3. ASCII codes array
How does the computer represents strings? Well that is simple, as numbers. But numbers are much harder to read for human than strings, so these numbers are later changed to strings by every program. But if obfuscation’s goal is to make code harder to read, then why don’t use this trick to hide a true purpose of malicious code? This is the third obfuscation method I will present.
On the example above we can see a long string, with a lot of numbers in it. If you are familiar with ASCII codes, you will probable recognize them instantly. If not then your hint should be a type projection after a pipe that converts every given string from table first to int then to char. Method presented in example 3, also uses a split operator, that splits a string by a given separator to further obfuscate the code. I saw samples where a pure char array is used instead of a string that had to be split.
To deobfuscate this in python simply use similar split method (found in re library), and then map numbers to chars by using chr() function.
A little more about the code
So now we deobfuscated the code, what we can gain from it? We can clearly see that this is a simple dropper, that uses WebClient class to connect to hardcoded domains, download a binary to %TEMP% directory and then launch it. The break instruction combined with try-catch clause assures that this script will connect to the domains provided until a download operation is completed successfully. So if it gets a binary from the first domain on the list, we will never see others in dynamic analysis. This is why deobfuscation is important.

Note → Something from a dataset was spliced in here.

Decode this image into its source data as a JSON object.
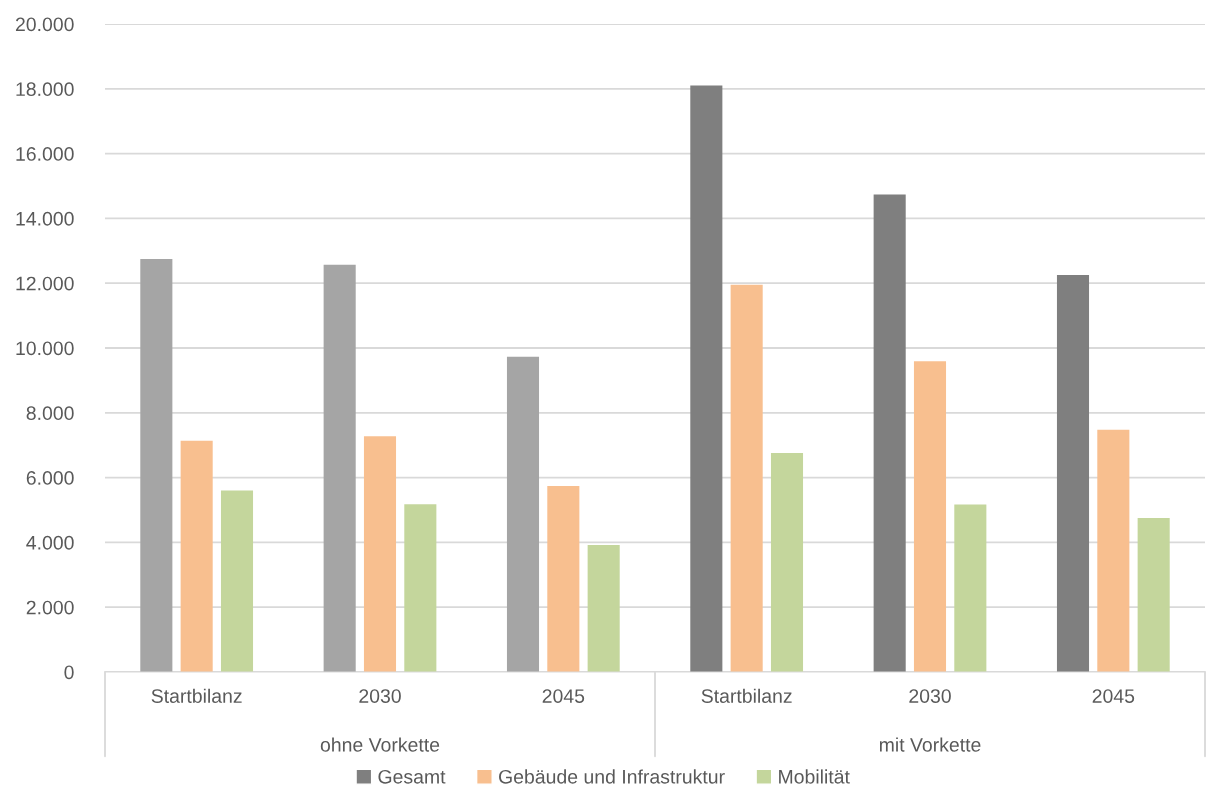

Many obfuscated powershell scripts (not only from Emotet) are using Invoke-Expression cmdlet to run an obfuscated string as a code. This is very important when we are working with powershell malicious code in the windows console, because missed invoke-expression cmdlet will launch a code instead of just displaying it. Therefore it is always important to look for disguised Invoke-Expression cmdlets. Why disguised? Because they are not always easy to spot. Firstly, powershell allows for usage of aliases for long commands. So for example built-in alias for Invoke-Expression is “iex”. But this is not the end! Powershell also allows to concatenate strings and use them as cmdlets, and strings can be stored in variables. You see the problem?
Let’s return to example with DeflateString compression. there is a following line at the beginning of the script:
It takes a value of a powershell’s built-in variable $verbosepreference, converts it to string, takes 2nd and 4th char, concatenates it with ‘X’ and concatenates them all together to one string using join operator.
What is the default value of $verbosepreference? It turns out it is ‘SilentlyContinue’. Second and forth chars of this string are, you guessed it, ‘i’ and ‘e’. When we concatenate them with ‘x’ we receive ‘iex’ – alias of Invoke-Expression cmdlet. Creepy? Kinda. this kind of tricks in powershell are very popular among malware developers.
Homework: Can you spot an Invoke-Expression cmdlet in third example (ASCII table)?
Deobfuscation script for Emotet
I put my deobfuscation script for Emotet on GitHub. You can use it and modify it as you wish. For now it automatically detects and deobfuscates all obfuscation methods described in this post.